US Solicitor General Elizabeth Prelogar said in a court filing that "further review is not warranted," after a lower court ruled against Apple.

"Apple took full advantage of the review process," continues Prelogar, "including by conducting discovery, submitting multiple motions, and — after the USPTO ruled against it — unsuccessfully appealing to the Federal Circuit."

The original case centered on Wi-Fi codes that simplify data encoding and decoding, thereby improving the performance of data transmission. During the course of its subsequent appeals — but not the original trial — Apple argued that there was "prior art" that rended the patents invalid.

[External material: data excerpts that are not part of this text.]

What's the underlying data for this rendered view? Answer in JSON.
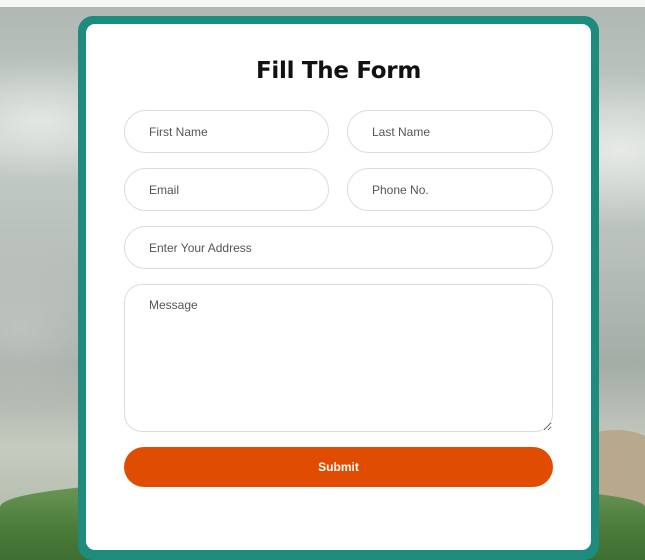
{
  "form": {
    "title": "Fill The Form",
    "first_name_placeholder": "First Name",
    "last_name_placeholder": "Last Name",
    "email_placeholder": "Email",
    "phone_placeholder": "Phone No.",
    "address_placeholder": "Enter Your Address",
    "message_placeholder": "Message",
    "submit_label": "Submit"
  },
  "colors": {
    "card_border": "#1d8c7c",
    "submit_background": "#e04d00",
    "submit_text": "#ffffff",
    "title_text": "#111111"
  }
}
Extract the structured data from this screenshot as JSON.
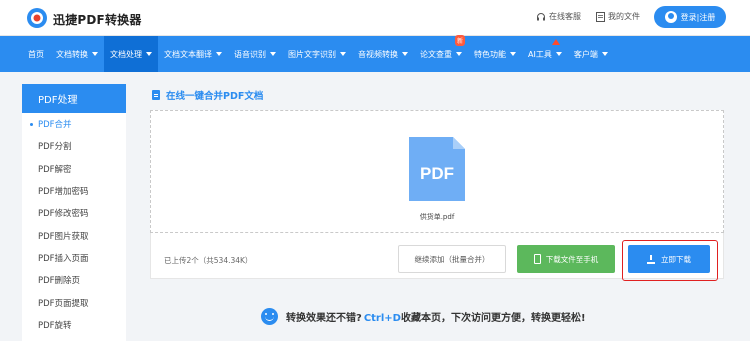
{
  "header": {
    "app_name": "迅捷PDF转换器",
    "support_label": "在线客服",
    "docs_label": "我的文件",
    "login_label": "登录|注册"
  },
  "nav": {
    "items": [
      {
        "label": "首页",
        "has_caret": false
      },
      {
        "label": "文档转换",
        "has_caret": true
      },
      {
        "label": "文档处理",
        "has_caret": true,
        "active": true
      },
      {
        "label": "文档文本翻译",
        "has_caret": true
      },
      {
        "label": "语音识别",
        "has_caret": true
      },
      {
        "label": "图片文字识别",
        "has_caret": true
      },
      {
        "label": "音视频转换",
        "has_caret": true
      },
      {
        "label": "论文查重",
        "has_caret": true,
        "badge": "新"
      },
      {
        "label": "特色功能",
        "has_caret": true
      },
      {
        "label": "AI工具",
        "has_caret": true
      },
      {
        "label": "客户端",
        "has_caret": true
      }
    ]
  },
  "sidebar": {
    "title": "PDF处理",
    "items": [
      {
        "label": "PDF合并",
        "active": true
      },
      {
        "label": "PDF分割"
      },
      {
        "label": "PDF解密"
      },
      {
        "label": "PDF增加密码"
      },
      {
        "label": "PDF修改密码"
      },
      {
        "label": "PDF图片获取"
      },
      {
        "label": "PDF插入页面"
      },
      {
        "label": "PDF删除页"
      },
      {
        "label": "PDF页面提取"
      },
      {
        "label": "PDF旋转"
      }
    ]
  },
  "main": {
    "section_title": "在线一键合并PDF文档",
    "file": {
      "icon_text": "PDF",
      "name": "供货单.pdf"
    },
    "upload_status": "已上传2个（共534.34K）",
    "continue_button": "继续添加（批量合并）",
    "phone_button": "下载文件至手机",
    "download_button": "立即下载"
  },
  "promo": {
    "text_before": "转换效果还不错?",
    "shortcut": "Ctrl+D",
    "text_after": "收藏本页，下次访问更方便，转换更轻松!"
  },
  "colors": {
    "primary": "#2b8cf0",
    "nav_active": "#0f6fd6",
    "green": "#5cb85c",
    "highlight": "#e02020",
    "badge": "#ff5a3c"
  }
}
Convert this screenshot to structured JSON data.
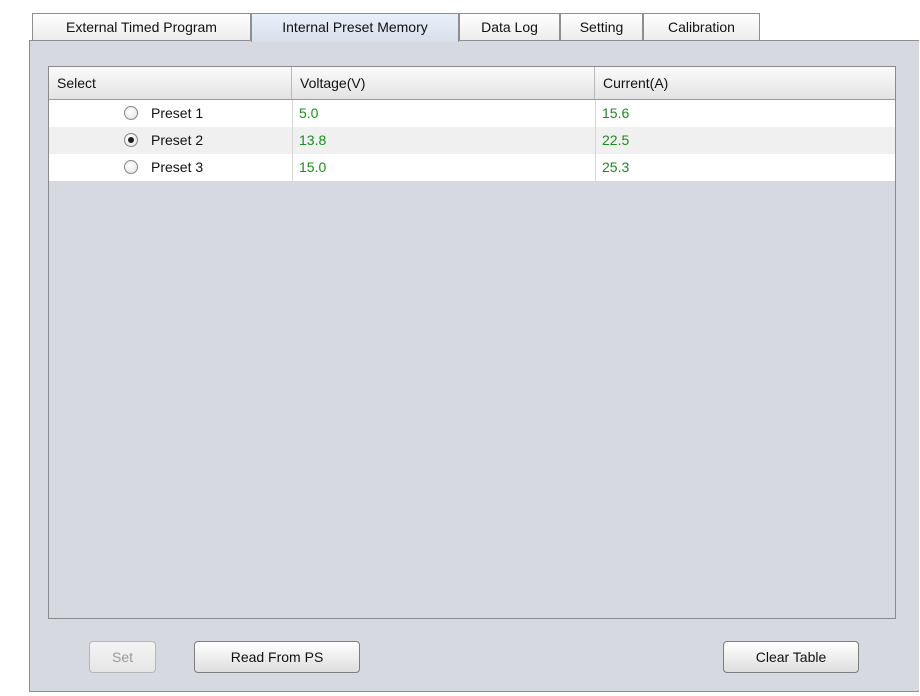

"It is undisputed that, at the time Apple filed its petitions for inter partes review, it was aware of certain additional prior-art combinations that it believed provided a basis for invalidating respondent's patents," writes the US Solicitor General. "But Apple's petitions did not identify these additional prior-art combinations as bases for finding the challenged patent claims invalid."

Referring to the legal terms regarding the presentation of evidence, Prelogar says that "Apple 'reasonably could have raised' these grounds during the instituted reviews."

Apple reportedly says that it "strategically withheld certain arguments" because they largely involved "different permutations" of the prior art that the company did present earlier.

Apple, Broadcom, and Caltech have yet to comment publicly on the US Solicitor General's recommendation.



17 Comments

larryjw 9 Years · 1036 comments

Accepting the above at face value, the validity of the cal tech patents have not be adjudicated. The US and Cal Tech argument is purely procedural and not substantive. 

I, for one, don't want patents to exist which violate basic patent law concepts such as prior art. 

9secondkox2 8 Years · 3148 comments

What the heck is up with this administration???

this is a PRIVATE SECTOR DISPUTE! 

Let the justice system play out. It’s not like the Biden family hasn’t been doing much stalling of their own. 

There is an order and process to things. 

The Biden admin needs to remember that this is America and not some communist dictatorship. 

freeassociate2 3 Years · 217 comments

What the heck is up with this administration???

this is a PRIVATE SECTOR DISPUTE! 
Let the justice system play out. It’s not like the Biden family hasn’t been doing much stalling of their own. 

There is an order and process to things. 

The Biden admin needs to remember that this is America and not some communist dictatorship. 

Not germaine to this topic, factually challenged, and proffered by someone with no clear expertise in the relevant topics.

Begone, Troll-o-matic.

jdonAI 2 Years · 12 comments

This, from the Zombie administration . . .

danox 11 Years · 3442 comments

In patent, cases, such as this always challenge the patent validity upfront, because the patent office seems to grant patents for just about anything, their philosophy appears to be, people, companies or any other interested party should fight it out in court later. In short, the patent office doesn’t want to take any real responsibility.

I might add the upper division (the corpocracy ) actually prefers it this way, so change probably isn’t going to happen.